Sesinde ki ima o kadar netti ki artık sinirden yüzüm kızarmaya başlamıştı. "Ne istersen ama ona zarar gelmesin ve bundan haberi olmasın"

"Ne kadar fedakar bir kızsın o çocuk için her şeyi göze alabiliyorsun. Tebrik ederim cidden çok cesurca. Neyse dediğin gibi olsun babamla konuşur hallederim" kafamı salladım tam kapıdan çıkarken arkamdan seslendi

"Dae yarın akşam 8 de"

Anlamayan bakışlar attığımda yarım kalan cümlesine devam etti.

"Evimi biliyorsun orada ol"

Başımdan aşağı dökülen kaynar su ile olduğum yerde kaldım. Yüzünde ki pis sırıtışı beni daha da deli ederken tam bir şey söylemek için ağzımı açmıştım ki susturdu beni

"Her şey Jungkook için Dae, sakin ol"

Kapıyı hızla açıp çıktım ve çarparak geri kapattığımda olduğum yere yığılmamak için son kalan gücümü harcıyordum.

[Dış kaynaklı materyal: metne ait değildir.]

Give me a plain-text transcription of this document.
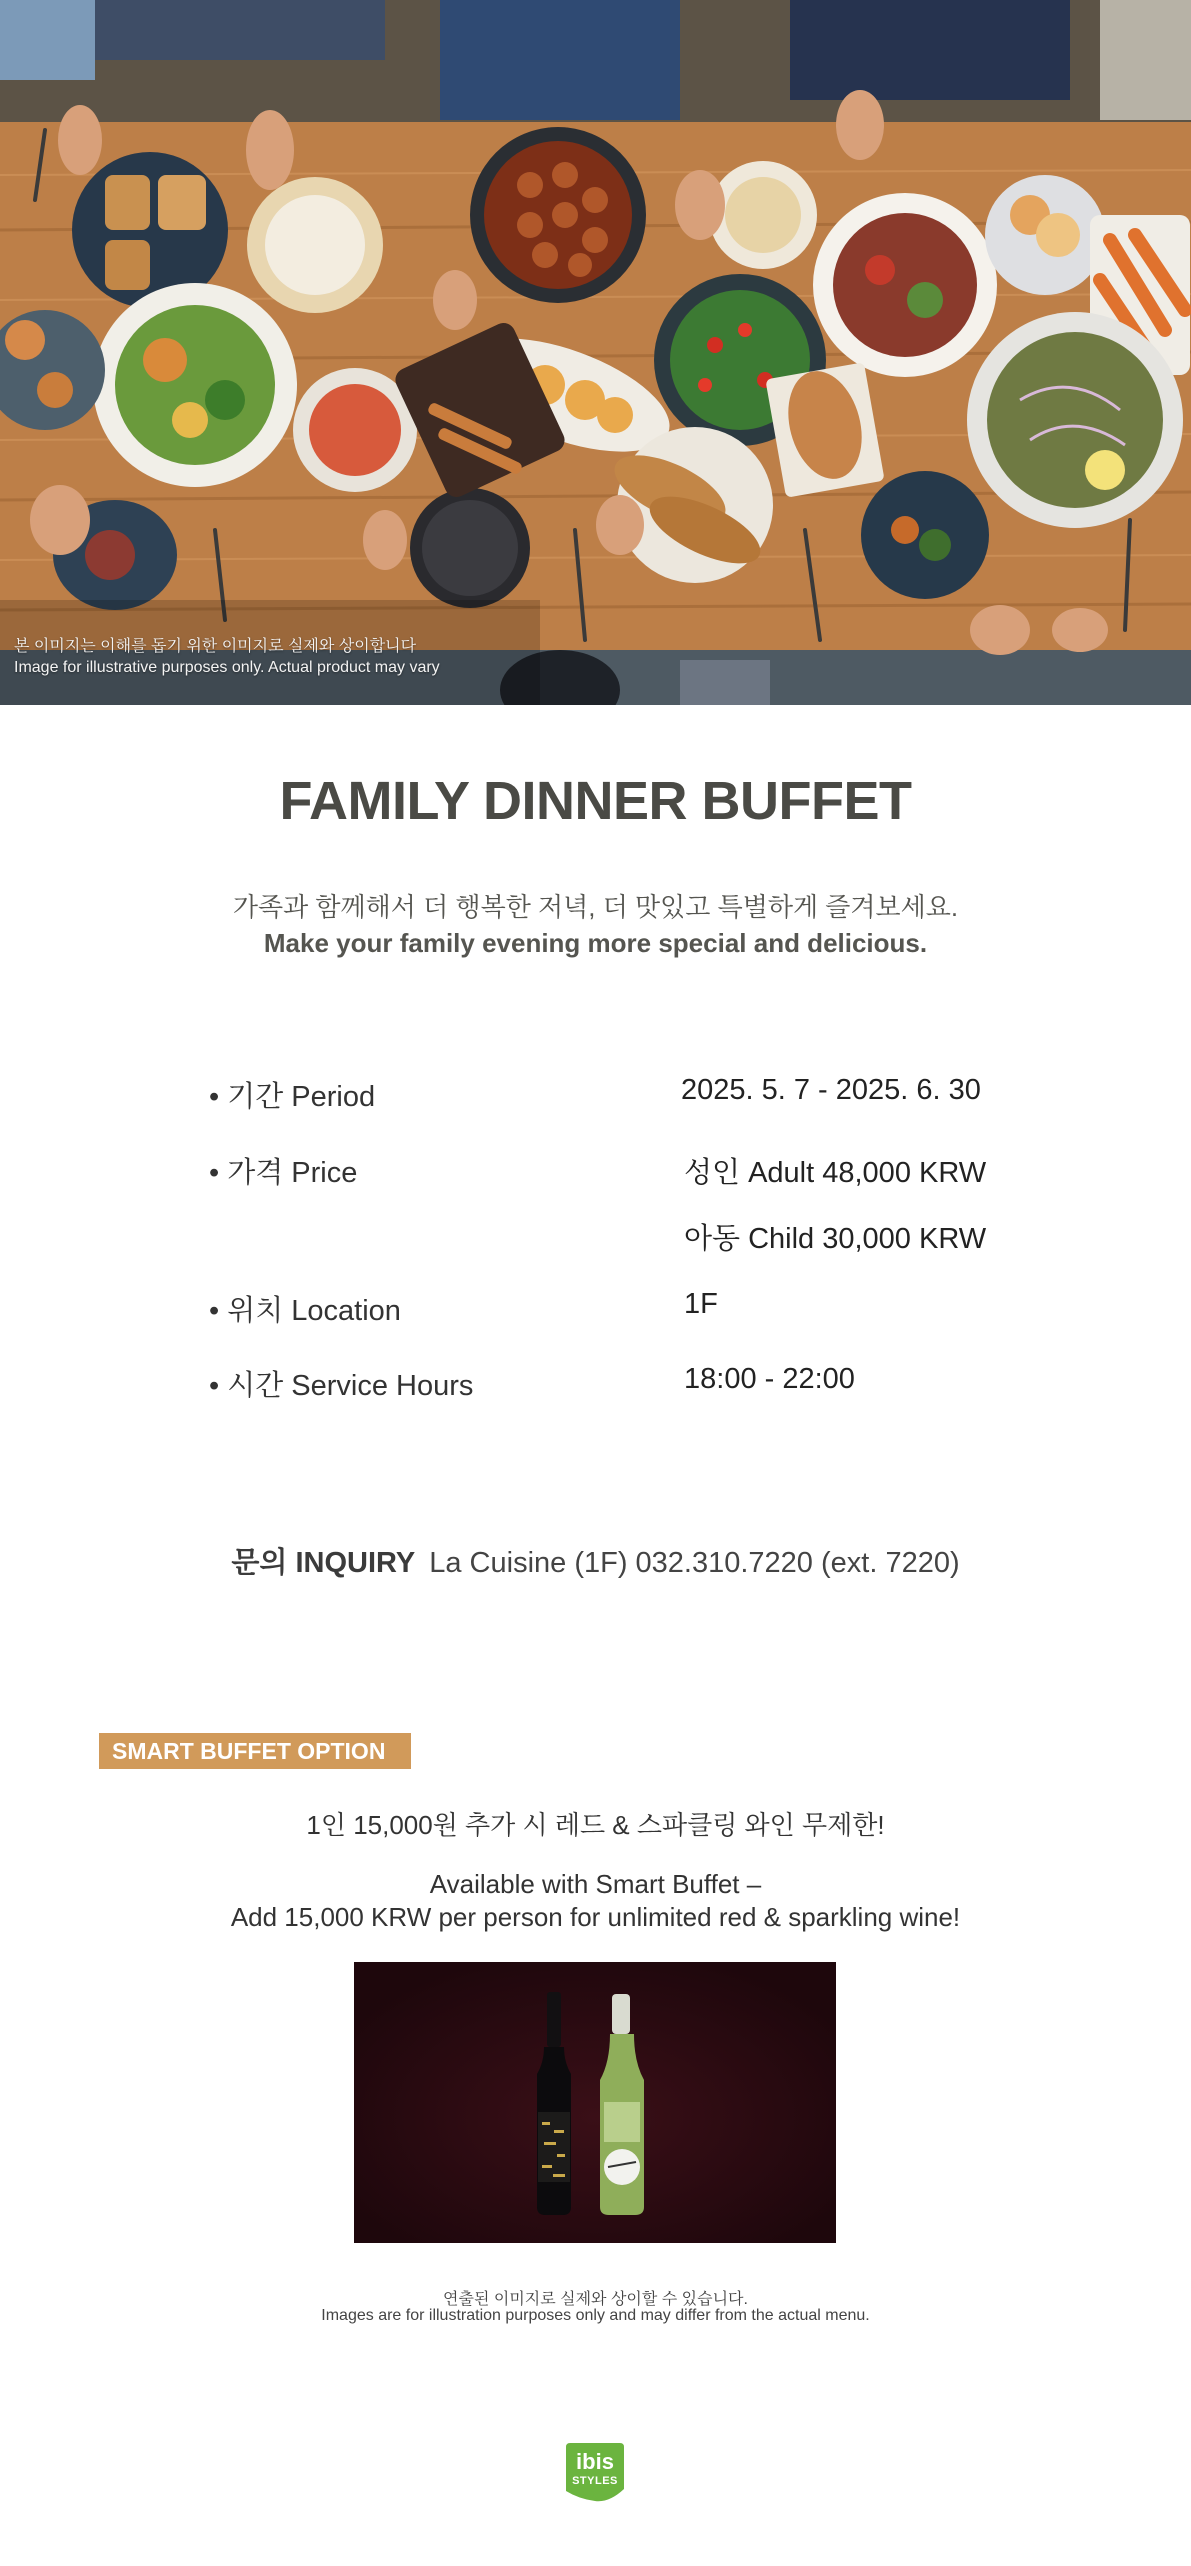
본 이미지는 이해를 돕기 위한 이미지로 실제와 상이합니다
Image for illustrative purposes only. Actual product may vary
FAMILY DINNER BUFFET
가족과 함께해서 더 행복한 저녁, 더 맛있고 특별하게 즐겨보세요.
Make your family evening more special and delicious.
• 기간 Period	2025. 5. 7 - 2025. 6. 30
• 가격 Price	성인 Adult 48,000 KRW
아동 Child 30,000 KRW
• 위치 Location	1F
• 시간 Service Hours	18:00 - 22:00
문의 INQUIRY La Cuisine (1F) 032.310.7220 (ext. 7220)
SMART BUFFET OPTION
1인 15,000원 추가 시 레드 & 스파클링 와인 무제한!
Available with Smart Buffet –
Add 15,000 KRW per person for unlimited red & sparkling wine!
연출된 이미지로 실제와 상이할 수 있습니다.
Images are for illustration purposes only and may differ from the actual menu.
ibis
STYLES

Bir kaç adım attım ama vücudum yenik düşüp beni yarı yolda bıraktı ve olduğum yere yığıldım. Ben bunu nasıl yaparım. Gözümden düşen damlaların hadi hesabı yoktu. Yerden destek alarak ayağa kalktım ve elimin tersi ile yüzümü sildim. Pratik odasına doğru yürümeye başladım savsak adımlarla. Kapının önüne geldiğimde gözlerim tekrar yanmaya başladı. Ama ağlamak istemiyorum. Din bir nefes alıp kapıyı açtım. İçeri de sadece Jimin ve Tae vardı. Jimin beni göründe gözleri büyüdü. Ben de onu görünce tekrar ağlamaya başlamıştım. Jungkook a olan duygularımı zaten biliyordu hemen yanıma gelip beni kucağına geçti . Ve sıkı sıkı sarıldı ben sarsılarak ağlamaya başladığım elini saçıma götürdü ve yavaşça okşamaya başladı. Bir süre öyle ben ağladım o sakin sakin saçımı okşadı biraz daha kendime gelince elimden tutarak Tae'nin yanına sürükledi. Tae'de oldukça berbat görünüyordu.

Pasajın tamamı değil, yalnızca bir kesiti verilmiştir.